A step-parent, what is it?
More commonly the step-parent is usually the spouse, partner or cohabiting partner of one of the child’s parents. Having no parentage in respect of the child, he does not in principle have any rights or obligations towards him.
The same applies if the parents of the child are separated. Indeed, the separation of the parents does not, as a matter of principle, affect the rules governing the exercise of parental authority. However, there are certain mechanisms that allow a step-parent to have rights over a child who is not legally his or her own.
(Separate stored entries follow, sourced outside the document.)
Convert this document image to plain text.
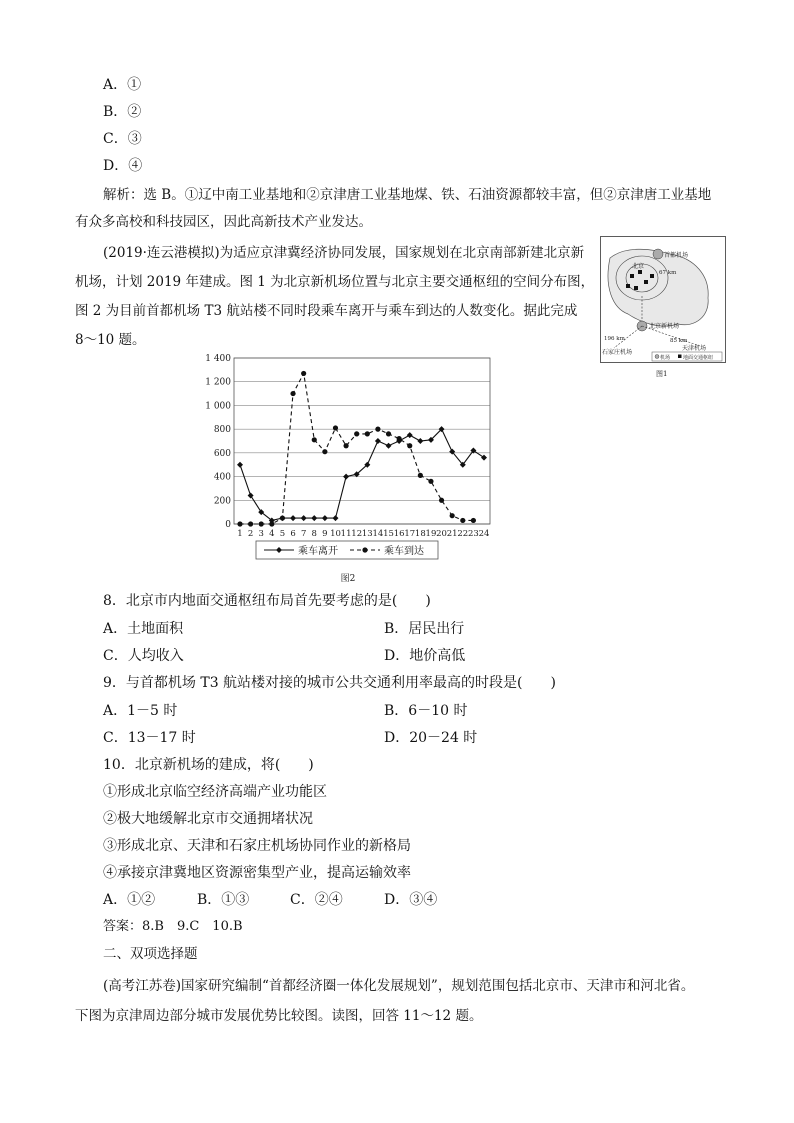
A．①
B．②
C．③
D．④
解析：选 B。①辽中南工业基地和②京津唐工业基地煤、铁、石油资源都较丰富，但②京津唐工业基地
有众多高校和科技园区，因此高新技术产业发达。
(2019·连云港模拟)为适应京津冀经济协同发展，国家规划在北京南部新建北京新
机场，计划 2019 年建成。图 1 为北京新机场位置与北京主要交通枢纽的空间分布图，
图 2 为目前首都机场 T3 航站楼不同时段乘车离开与乘车到达的人数变化。据此完成
8～10 题。
首都机场
67 km
北京
北京新机场
196 km	85 km
天津机场
石家庄机场
机场	地面交通枢纽
图1
0
200
400
600
800
1 000
1 200
1 400
1 2 3 4 5 6 7 8 9 10 11 12 13 14 15 16 17 18 19 20 21 22 23 24
乘车离开	乘车到达
图2
8．北京市内地面交通枢纽布局首先要考虑的是(　　)
A．土地面积	B．居民出行
C．人均收入	D．地价高低
9．与首都机场 T3 航站楼对接的城市公共交通利用率最高的时段是(　　)
A．1－5 时	B．6－10 时
C．13－17 时	D．20－24 时
10．北京新机场的建成，将(　　)
①形成北京临空经济高端产业功能区
②极大地缓解北京市交通拥堵状况
③形成北京、天津和石家庄机场协同作业的新格局
④承接京津冀地区资源密集型产业，提高运输效率
A．①②	B．①③	C．②④	D．③④
答案：8.B　9.C　10.B
二、双项选择题
(高考江苏卷)国家研究编制“首都经济圈一体化发展规划”，规划范围包括北京市、天津市和河北省。
下图为京津周边部分城市发展优势比较图。读图，回答 11～12 题。
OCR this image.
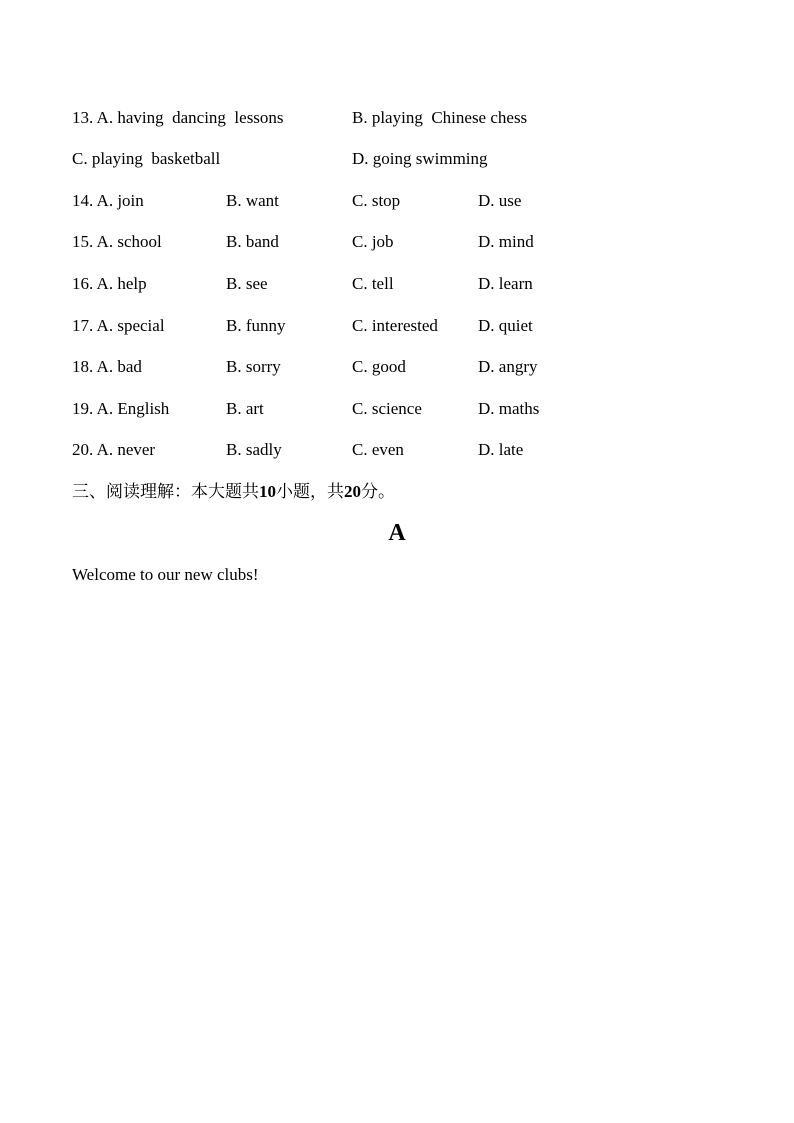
13. A. having  dancing  lessons	B. playing  Chinese chess
C. playing  basketball	D. going swimming
14. A. join	B. want	C. stop	D. use
15. A. school	B. band	C. job	D. mind
16. A. help	B. see	C. tell	D. learn
17. A. special	B. funny	C. interested D. quiet
18. A. bad	B. sorry	C. good	D. angry
19. A. English	B. art	C. science	D. maths
20. A. never	B. sadly	C. even	D. late
三、阅读理解：本大题共10小题，共20分。
A
Welcome to our new clubs!
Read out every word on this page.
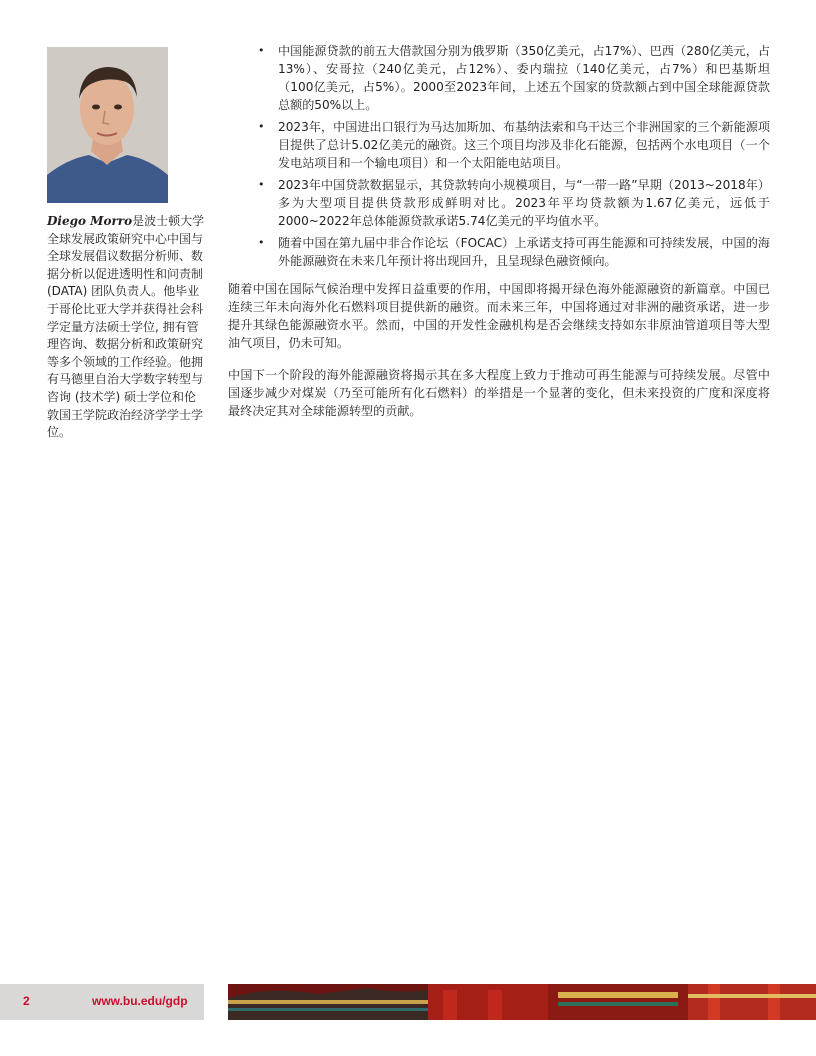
Diego Morro是波士顿大学全球发展政策研究中心中国与全球发展倡议数据分析师、数据分析以促进透明性和问责制 (DATA) 团队负责人。他毕业于哥伦比亚大学并获得社会科学定量方法硕士学位, 拥有管理咨询、数据分析和政策研究等多个领域的工作经验。他拥有马德里自治大学数字转型与咨询 (技术学) 硕士学位和伦敦国王学院政治经济学学士学位。
• 中国能源贷款的前五大借款国分别为俄罗斯（350亿美元，占17%）、巴西（280亿美元，占13%）、安哥拉（240亿美元，占12%）、委内瑞拉（140亿美元，占7%）和巴基斯坦（100亿美元，占5%）。2000至2023年间，上述五个国家的贷款额占到中国全球能源贷款总额的50%以上。
• 2023年，中国进出口银行为马达加斯加、布基纳法索和乌干达三个非洲国家的三个新能源项目提供了总计5.02亿美元的融资。这三个项目均涉及非化石能源，包括两个水电项目（一个发电站项目和一个输电项目）和一个太阳能电站项目。
• 2023年中国贷款数据显示，其贷款转向小规模项目，与“一带一路”早期（2013~2018年）多为大型项目提供贷款形成鲜明对比。2023年平均贷款额为1.67亿美元，远低于2000~2022年总体能源贷款承诺5.74亿美元的平均值水平。
• 随着中国在第九届中非合作论坛（FOCAC）上承诺支持可再生能源和可持续发展，中国的海外能源融资在未来几年预计将出现回升，且呈现绿色融资倾向。

随着中国在国际气候治理中发挥日益重要的作用，中国即将揭开绿色海外能源融资的新篇章。中国已连续三年未向海外化石燃料项目提供新的融资。而未来三年，中国将通过对非洲的融资承诺，进一步提升其绿色能源融资水平。然而，中国的开发性金融机构是否会继续支持如东非原油管道项目等大型油气项目，仍未可知。

中国下一个阶段的海外能源融资将揭示其在多大程度上致力于推动可再生能源与可持续发展。尽管中国逐步减少对煤炭（乃至可能所有化石燃料）的举措是一个显著的变化，但未来投资的广度和深度将最终决定其对全球能源转型的贡献。

2	www.bu.edu/gdp
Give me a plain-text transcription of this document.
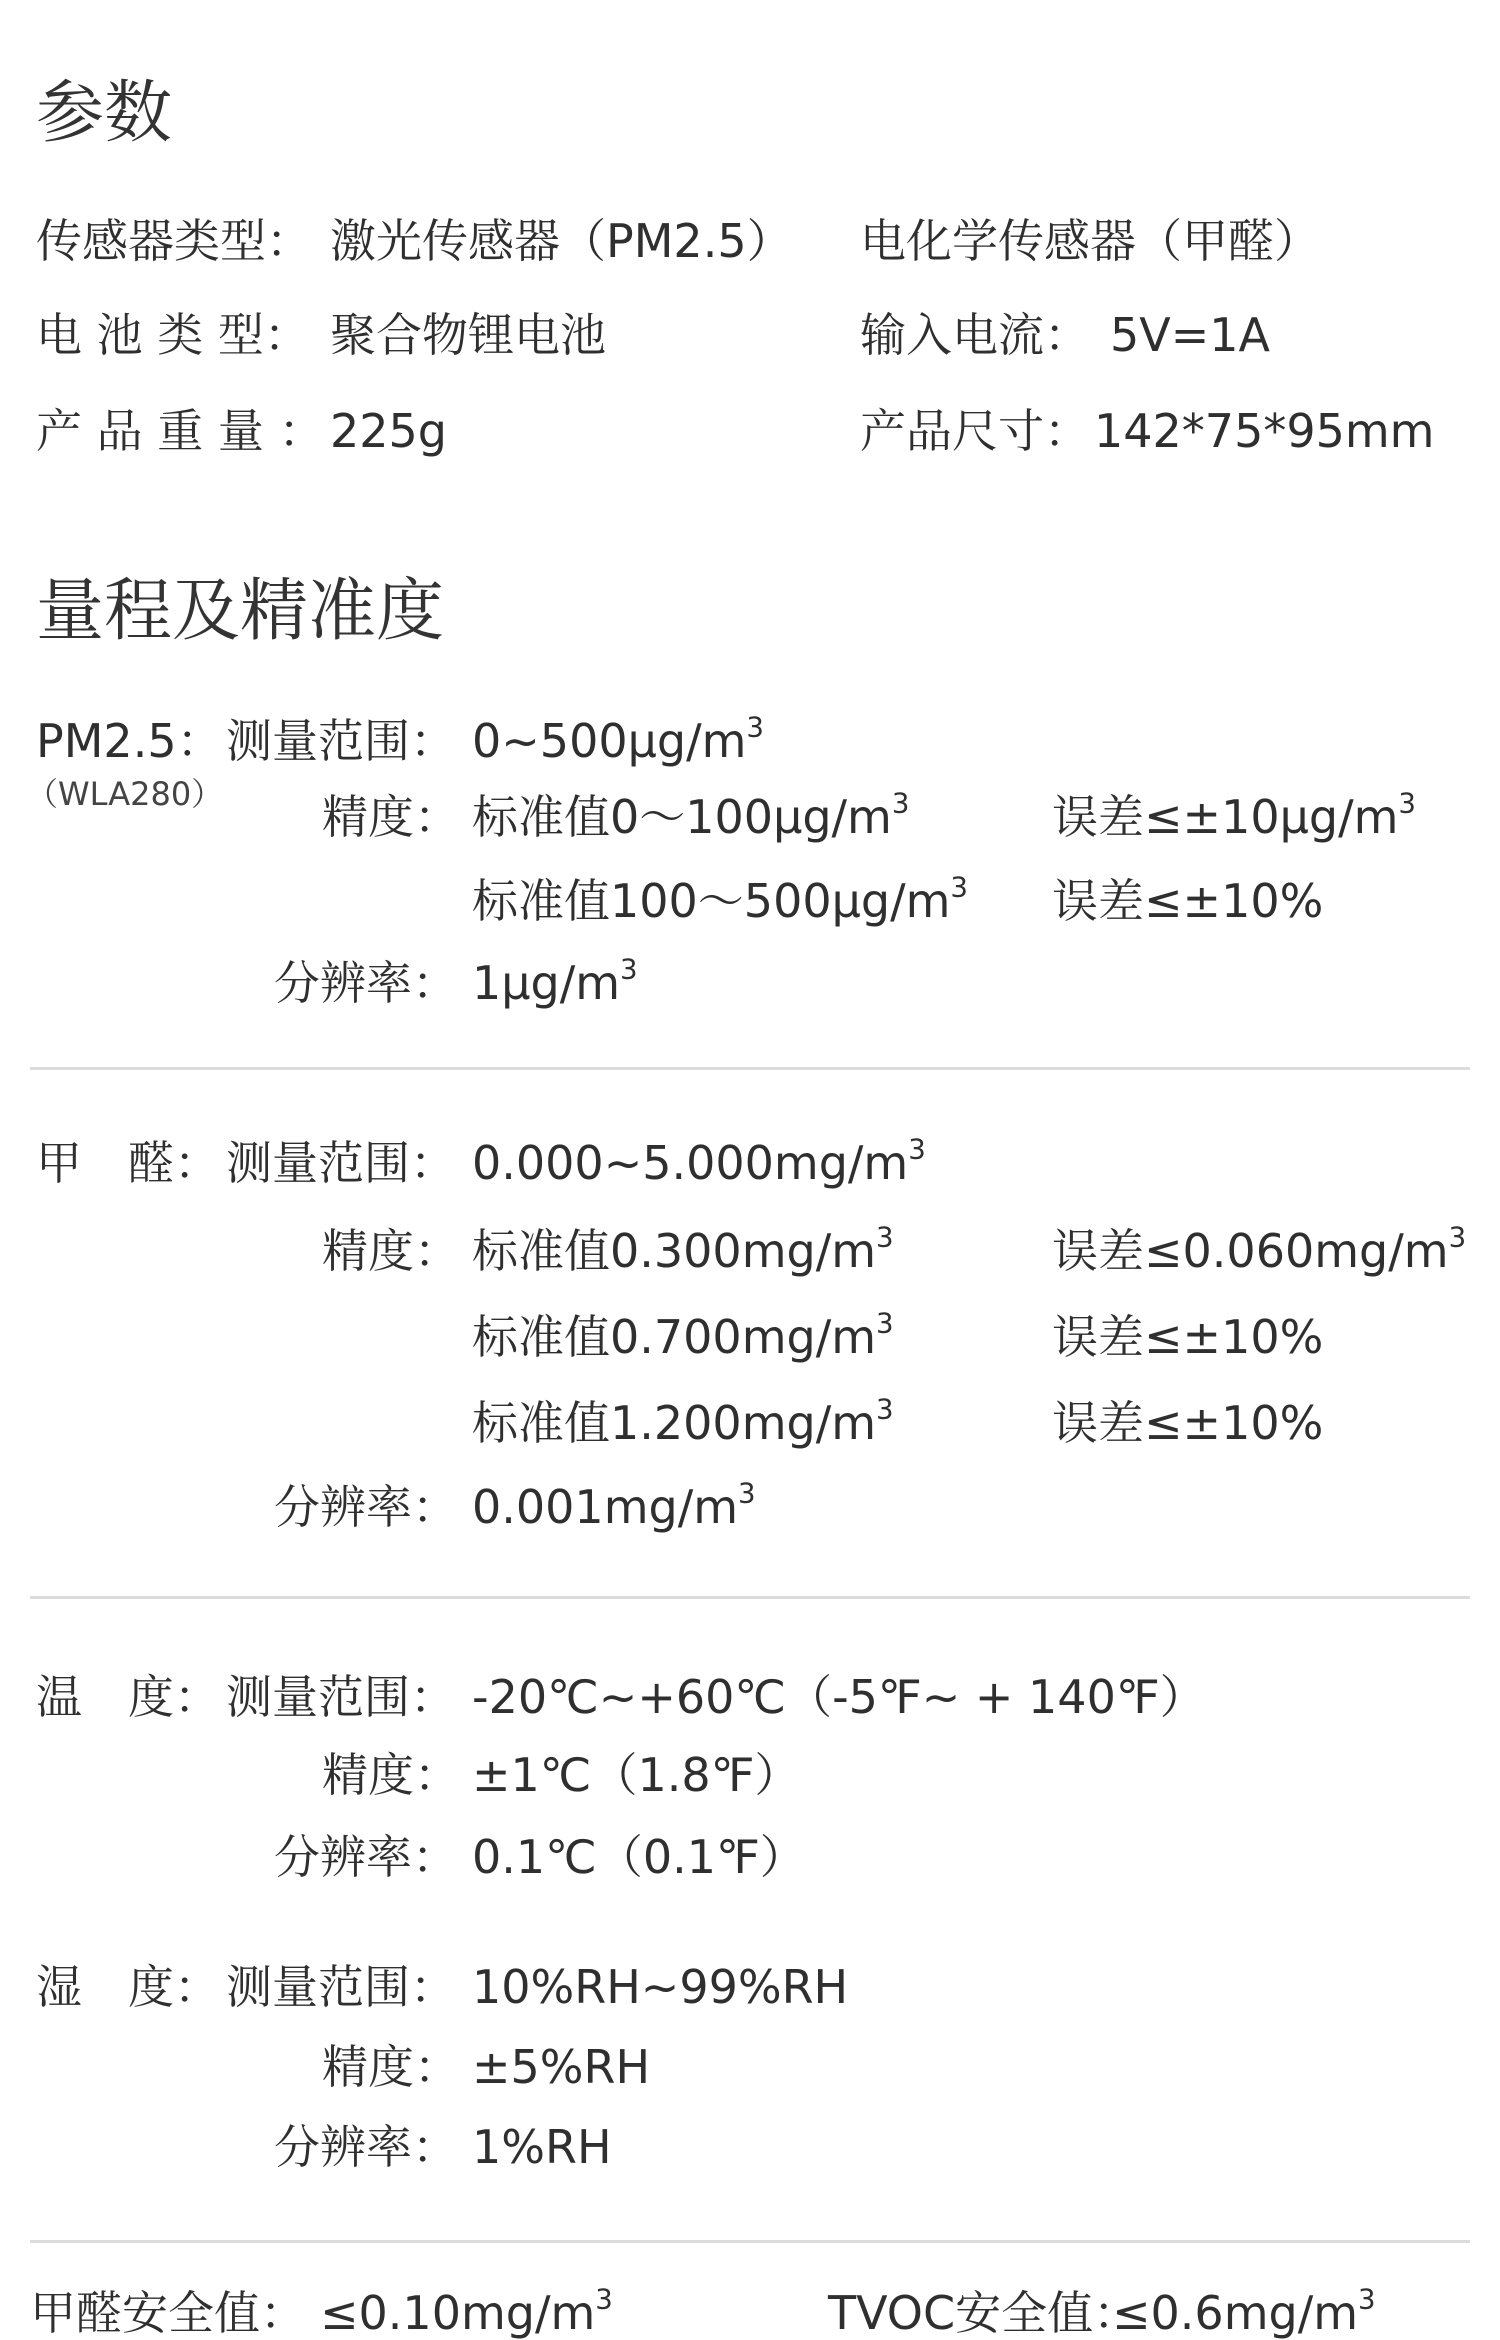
参数
传感器类型： 激光传感器（PM2.5） 电化学传感器（甲醛）
电 池 类 型： 聚合物锂电池	输入电流： 5V=1A
产 品 重 量 ： 225g	产品尺寸： 142*75*95mm
量程及精准度
PM2.5：
（WLA280）
测量范围： $0\sim 500\mu g/m^3$
精度： 标准值$0\sim 100\mu g/m^3$	误差$\le\pm 10\mu g/m^3$
标准值$100\sim 500\mu g/m^3$ 误差≤±10%
分辨率： $1\mu g/m^3$
甲　醛： 测量范围： $0.000\sim 5.000mg/m^3$
精度： 标准值$0.300mg/m^3$	误差$\le 0.060mg/m^3$
标准值$0.700mg/m^3$	误差≤±10%
标准值$1.200mg/m^3$	误差≤±10%
分辨率： $0.001mg/m^3$
温　度： 测量范围： -20℃~+60℃（-5℉~ + 140℉）
精度： ±1℃（1.8℉）
分辨率： 0.1℃（0.1℉）
湿　度： 测量范围： 10%RH~99%RH
精度： ±5%RH
分辨率： 1%RH
甲醛安全值： $\le 0.10mg/m^3$	TVOC安全值：
$\le 0.6mg/m^3$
Can the step-parent exercise parental authority over the child?
Since the law of 4 March 2002, the possibilities of entrusting the exercise of parental authority to a third party have changed considerably. It is now permissible to entrust the exercise of parental rights to a step-parent: to do so, the parents must proceed with a voluntary delegation of parental rights.
First of all, it must be borne in mind that such a delegation must necessarily be the subject of judgment, in other words, the judge must give its consent.
The judge to be contacted is the family judge in the jurisdiction of the place of residence of the child concerned (note that the assistance of a lawyer is not compulsory).
Parents with parental authority must jointly formulate the request for the benefit of the step-parent (then designated as a trusted third party). In other words, if one of the parents has withdrawn the exercise, he will not have to agree to the delegation. The parent (s) who will then share the exercise of parental authority will not be deprived. So there will be at least three people who will exercise parental rights over the child.
Warning ! It is imperative that the delegation meets the interests of the child; It is neither a right for the parents nor the step-parent.
In other words, even if the conditions are met, the judge may refuse it if, in his view, it is not in the best interests of the child.
If the judge refuses, the parents can only choose another third party or renounce the delegation.
What if the step-parent separates from the parent?
The parents of the child may decide to terminate the delegation of parental authority. In order to do so, they must refer the case back to the Family Court. The effect of the judge’s decision is to remove the right of the step-parent to exercise parental authority over the child and to restore the fullness of those rights to the parents.
However, it will be necessary to justify a change of circumstances (of the separation between the step-parent and the parent for example), it is not decided on a whim!
Note: if the delegation is revoked, the delegate – in other words the step-parent – can obtain reimbursement of all or part of the expenses incurred for the maintenance and upbringing of the child.
Moreover, in the event of separation between the parent and the step-parent, the latter has the right to have and maintain personal relationships with the child.
However, the step-parent is still not the parent
Even if he / she has delegated parental authority, the step-parent is still not the parent, he / she has no parentage relationship with the child (except in the case of a parent, Adoption ). In particular, he will not be able to obtain legal aid or assistance from the child, even if he has raised it!
In addition, the step-parent can make a donation to the child only if he / she is not married to the parent (although it will always be taxable).
Can the step-parent become a parent?
In some circumstances, the step-parent may become a parent of the child. This will be done through adoption. Adoption can be simple or plenary. More generally, there will be simple adoption by the step-parent since in this case there is no break in the child’s filiation ties with his biological family.
In the case of a full adoption by cons, the child loses all ties of filiation with his biological family in favor of a new filiation with the adopter.
In the case of adoption, the adopter and the adopted person must in principle be at least 10 years apart (there can be derogation if there are just and important reasons).